New ShopKo prototypes bring harmony to home
Staff Staff -- Home Textiles Today, September 15, 2003
ShopKo's reformatted prototype units have put more harmony into home presentations, pulling together disparate categories for improved adjacenies and jazzing up the merchandise presentation with the retailer's first dressed bed display.
The total store makeover, unveiled last week here and at a unit in Ashwaubenon, WI, features a new warm color palette, more lighting, easy-to-read signage and new wood laminate fixtures. ShopKo has spent $5 million to remodel three units to the set, including a store in Eau Claire, WI, to open in November.
"In all honesty, the store had a very cluttered look," said Sam Duncan, president and ceo. "We had to make sure it was more convenient to shop. We want to create a comfortable atmosphere."
For domestics, the biggest change was made to the adjacencies, Doug Wurl, senior vp/gmm, hardlines and home, told HTT. Now with home decor, RTA furniture and rugs nearby, he said, "the corridor has really become a total home story."
The chain also has renewed its focus on merchandise. "There was not enough newness in domestics.

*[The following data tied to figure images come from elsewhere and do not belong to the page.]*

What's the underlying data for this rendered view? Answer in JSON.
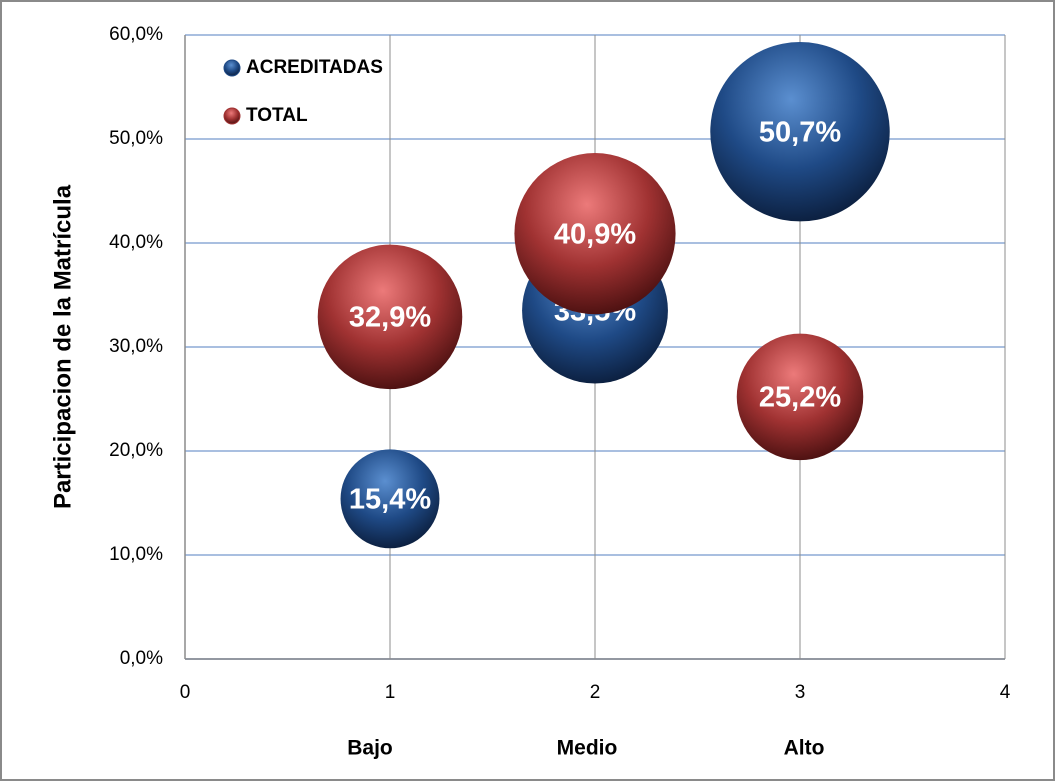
{
  "chart_data": {
    "type": "bubble",
    "y_label": "Participacion de la Matrícula",
    "category_labels": [
      "Bajo",
      "Medio",
      "Alto"
    ],
    "xlim": [
      0,
      4
    ],
    "xticks": [
      0,
      1,
      2,
      3,
      4
    ],
    "ylim": [
      0,
      60
    ],
    "yticks": [
      {
        "value": 0,
        "label": "0,0%"
      },
      {
        "value": 10,
        "label": "10,0%"
      },
      {
        "value": 20,
        "label": "20,0%"
      },
      {
        "value": 30,
        "label": "30,0%"
      },
      {
        "value": 40,
        "label": "40,0%"
      },
      {
        "value": 50,
        "label": "50,0%"
      },
      {
        "value": 60,
        "label": "60,0%"
      }
    ],
    "grid": true,
    "legend": "top-left",
    "series": [
      {
        "name": "ACREDITADAS",
        "color": "#1f4a86",
        "x": [
          1,
          2,
          3
        ],
        "values": [
          15.4,
          33.5,
          50.7
        ],
        "sizes": [
          15.4,
          33.5,
          50.7
        ],
        "value_labels": [
          "15,4%",
          "33,5%",
          "50,7%"
        ]
      },
      {
        "name": "TOTAL",
        "color": "#a03232",
        "x": [
          1,
          2,
          3
        ],
        "values": [
          32.9,
          40.9,
          25.2
        ],
        "sizes": [
          32.9,
          40.9,
          25.2
        ],
        "value_labels": [
          "32,9%",
          "40,9%",
          "25,2%"
        ]
      }
    ]
  }
}
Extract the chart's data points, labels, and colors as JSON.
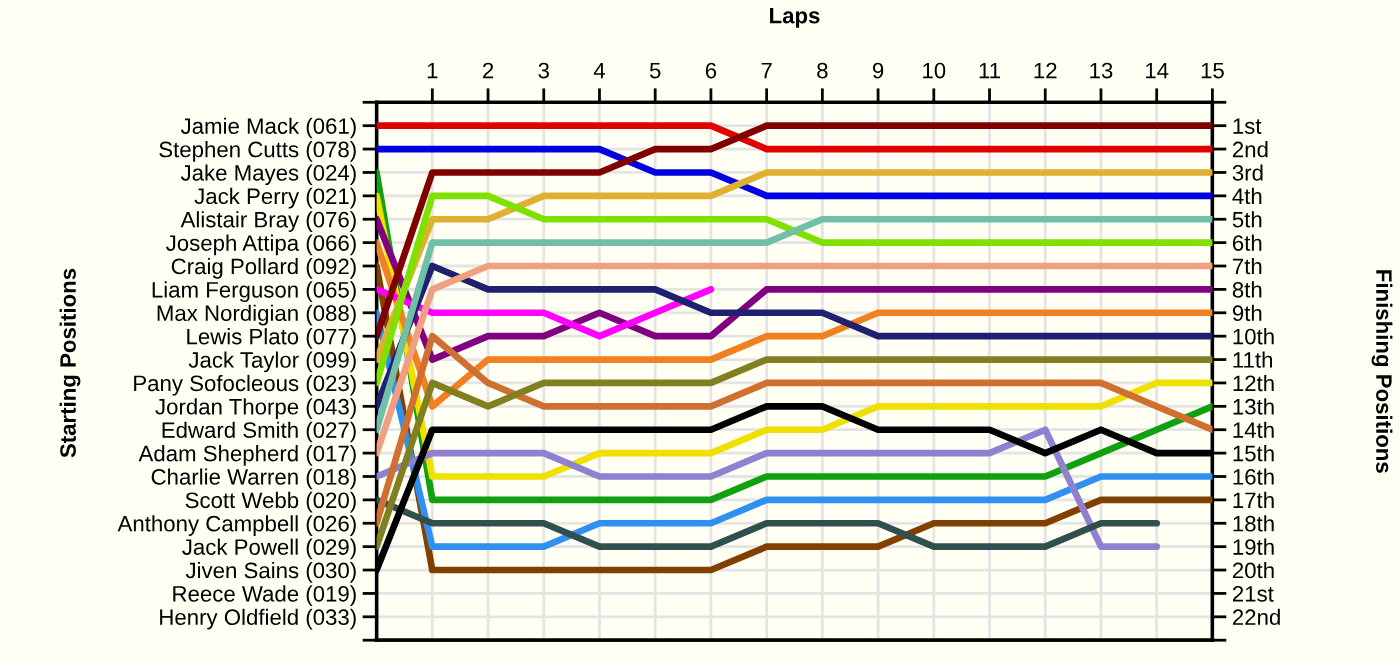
{
  "chart_data": {
    "type": "line",
    "xlabel": "Laps",
    "annotations": [
      "Starting Positions"
    ],
    "y2label": "Finishing Positions",
    "x": [
      0,
      1,
      2,
      3,
      4,
      5,
      6,
      7,
      8,
      9,
      10,
      11,
      12,
      13,
      14,
      15
    ],
    "xlim": [
      0,
      15
    ],
    "xticks": [
      1,
      2,
      3,
      4,
      5,
      6,
      7,
      8,
      9,
      10,
      11,
      12,
      13,
      14,
      15
    ],
    "y_categories": [
      "Jamie Mack (061)",
      "Stephen Cutts (078)",
      "Jake Mayes (024)",
      "Jack Perry (021)",
      "Alistair Bray (076)",
      "Joseph Attipa (066)",
      "Craig Pollard (092)",
      "Liam Ferguson (065)",
      "Max Nordigian (088)",
      "Lewis Plato (077)",
      "Jack Taylor (099)",
      "Pany Sofocleous (023)",
      "Jordan Thorpe (043)",
      "Edward Smith (027)",
      "Adam Shepherd (017)",
      "Charlie Warren (018)",
      "Scott Webb (020)",
      "Anthony Campbell (026)",
      "Jack Powell (029)",
      "Jiven Sains (030)",
      "Reece Wade (019)",
      "Henry Oldfield (033)"
    ],
    "y2lim": [
      23,
      0
    ],
    "y2ticks": [
      {
        "value": 0,
        "label": null
      },
      {
        "value": 1,
        "label": "1st"
      },
      {
        "value": 2,
        "label": "2nd"
      },
      {
        "value": 3,
        "label": "3rd"
      },
      {
        "value": 4,
        "label": "4th"
      },
      {
        "value": 5,
        "label": "5th"
      },
      {
        "value": 6,
        "label": "6th"
      },
      {
        "value": 7,
        "label": "7th"
      },
      {
        "value": 8,
        "label": "8th"
      },
      {
        "value": 9,
        "label": "9th"
      },
      {
        "value": 10,
        "label": "10th"
      },
      {
        "value": 11,
        "label": "11th"
      },
      {
        "value": 12,
        "label": "12th"
      },
      {
        "value": 13,
        "label": "13th"
      },
      {
        "value": 14,
        "label": "14th"
      },
      {
        "value": 15,
        "label": "15th"
      },
      {
        "value": 16,
        "label": "16th"
      },
      {
        "value": 17,
        "label": "17th"
      },
      {
        "value": 18,
        "label": "18th"
      },
      {
        "value": 19,
        "label": "19th"
      },
      {
        "value": 20,
        "label": "20th"
      },
      {
        "value": 21,
        "label": "21st"
      },
      {
        "value": 22,
        "label": "22nd"
      },
      {
        "value": 23,
        "label": null
      }
    ],
    "grid": true,
    "legend": false,
    "line_style": "solid",
    "series": [
      {
        "axis": "y2",
        "color": "#e00000",
        "values": [
          1,
          1,
          1,
          1,
          1,
          1,
          1,
          2,
          2,
          2,
          2,
          2,
          2,
          2,
          2,
          2
        ]
      },
      {
        "axis": "y2",
        "color": "#0000e0",
        "values": [
          2,
          2,
          2,
          2,
          2,
          3,
          3,
          4,
          4,
          4,
          4,
          4,
          4,
          4,
          4,
          4
        ]
      },
      {
        "axis": "y2",
        "color": "#10a010",
        "values": [
          3,
          17,
          17,
          17,
          17,
          17,
          17,
          16,
          16,
          16,
          16,
          16,
          16,
          15,
          14,
          13
        ]
      },
      {
        "axis": "y2",
        "color": "#f0e000",
        "values": [
          4,
          16,
          16,
          16,
          15,
          15,
          15,
          14,
          14,
          13,
          13,
          13,
          13,
          13,
          12,
          12
        ]
      },
      {
        "axis": "y2",
        "color": "#800080",
        "values": [
          5,
          11,
          10,
          10,
          9,
          10,
          10,
          8,
          8,
          8,
          8,
          8,
          8,
          8,
          8,
          8
        ]
      },
      {
        "axis": "y2",
        "color": "#f08020",
        "values": [
          6,
          13,
          11,
          11,
          11,
          11,
          11,
          10,
          10,
          9,
          9,
          9,
          9,
          9,
          9,
          9
        ]
      },
      {
        "axis": "y2",
        "color": "#804000",
        "values": [
          7,
          20,
          20,
          20,
          20,
          20,
          20,
          19,
          19,
          19,
          18,
          18,
          18,
          17,
          17,
          17
        ]
      },
      {
        "axis": "y2",
        "color": "#ff00ff",
        "values": [
          8,
          9,
          9,
          9,
          10,
          9,
          8,
          null,
          null,
          null,
          null,
          null,
          null,
          null,
          null,
          null
        ]
      },
      {
        "axis": "y2",
        "color": "#3090f0",
        "values": [
          9,
          19,
          19,
          19,
          18,
          18,
          18,
          17,
          17,
          17,
          17,
          17,
          17,
          16,
          16,
          16
        ]
      },
      {
        "axis": "y2",
        "color": "#800000",
        "values": [
          10,
          3,
          3,
          3,
          3,
          2,
          2,
          1,
          1,
          1,
          1,
          1,
          1,
          1,
          1,
          1
        ]
      },
      {
        "axis": "y2",
        "color": "#e0b030",
        "values": [
          11,
          5,
          5,
          4,
          4,
          4,
          4,
          3,
          3,
          3,
          3,
          3,
          3,
          3,
          3,
          3
        ]
      },
      {
        "axis": "y2",
        "color": "#80e000",
        "values": [
          12,
          4,
          4,
          5,
          5,
          5,
          5,
          5,
          6,
          6,
          6,
          6,
          6,
          6,
          6,
          6
        ]
      },
      {
        "axis": "y2",
        "color": "#202070",
        "values": [
          13,
          7,
          8,
          8,
          8,
          8,
          9,
          9,
          9,
          10,
          10,
          10,
          10,
          10,
          10,
          10
        ]
      },
      {
        "axis": "y2",
        "color": "#70c0a8",
        "values": [
          14,
          6,
          6,
          6,
          6,
          6,
          6,
          6,
          5,
          5,
          5,
          5,
          5,
          5,
          5,
          5
        ]
      },
      {
        "axis": "y2",
        "color": "#f0a080",
        "values": [
          15,
          8,
          7,
          7,
          7,
          7,
          7,
          7,
          7,
          7,
          7,
          7,
          7,
          7,
          7,
          7
        ]
      },
      {
        "axis": "y2",
        "color": "#9080d0",
        "values": [
          16,
          15,
          15,
          15,
          16,
          16,
          16,
          15,
          15,
          15,
          15,
          15,
          14,
          19,
          19,
          null
        ]
      },
      {
        "axis": "y2",
        "color": "#305050",
        "values": [
          17,
          18,
          18,
          18,
          19,
          19,
          19,
          18,
          18,
          18,
          19,
          19,
          19,
          18,
          18,
          null
        ]
      },
      {
        "axis": "y2",
        "color": "#d07030",
        "values": [
          18,
          10,
          12,
          13,
          13,
          13,
          13,
          12,
          12,
          12,
          12,
          12,
          12,
          12,
          13,
          14
        ]
      },
      {
        "axis": "y2",
        "color": "#808020",
        "values": [
          19,
          12,
          13,
          12,
          12,
          12,
          12,
          11,
          11,
          11,
          11,
          11,
          11,
          11,
          11,
          11
        ]
      },
      {
        "axis": "y2",
        "color": "#000000",
        "values": [
          20,
          14,
          14,
          14,
          14,
          14,
          14,
          13,
          13,
          14,
          14,
          14,
          15,
          14,
          15,
          15
        ]
      }
    ]
  }
}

We got behind the times, frankly," said Duncan.
The window category was given more space, and ShopKo added warm, wood laminate displays so that customers can "see, touch and feel" the product, Duncan said. "People say our quality is equal to what they see in places like Pottery Barn."
ShopKo expanded the window area, he said, because "we don't do justice on window," especially when one considers the average home has far more windows than beds.
Duncan mentioned that he enjoys walking through The Great Indoors, Bed Bath & Beyond, Kohl's, and Linens 'n Things to see how they merchandise their products. Duncan also bristled at calling ShopKo a discount operator. "I don't like that term." Or the term "mass." He considers ShopKo a "great regional retailer with great names," adding that to differentiate itself it must "enhance the name brands we carry."
ShopKo's push in both national and private brands is evident throughout the store, so much so that major brands are featured on the overhead department signage, which in domestics includes Springs, WestPoint Stevens, Willow Bay, Northcrest and even Cannon.
Vignettes are located throughout the store, including a dress bed in domestics — ShopKo's first. Depending on space in other remodeled stores, that could number two to three beds.
Private label in home has also been "deficient," said Duncan. Wurl added that a new home brand will join Willow Bay and Northcrest within six months. In addition, ShopKo will roll out chainwide a 300-count sheet program under the Willow Bay label within 30 days.
"We're doing a whole push in differentiation within private brands," Wurl said.
Throughout the store, a new brown, tan, and green color palette provides a sharp contrast with the company's old red, white and blue one. "We had to warm these stores up," Duncan said. The remaining element from the old format here is the ShopKo logo in the old colors on the storefront, which should be changed to a golden hue by the end of the year.
The store's 84-inch gondolas have been lowered to 72 inches to improve sightlines. Center display tables in the main aisles have been removed to create more space.
Signage is easier to read and lighting has increased by a fourth, Duncan said. "Cheap" mahogany wood laminate and white displays were switched to Congo Spruce or African Limba wood, for a warmer, higher quality feel.
The store also makes use of new self checkouts and check stands, which have been implemented in a number of ShopKo stores.
One department absent from the store is Urbanology, ShopKo's Gen X/Y shop that debuted a year ago. "We're getting out of it," said Duncan.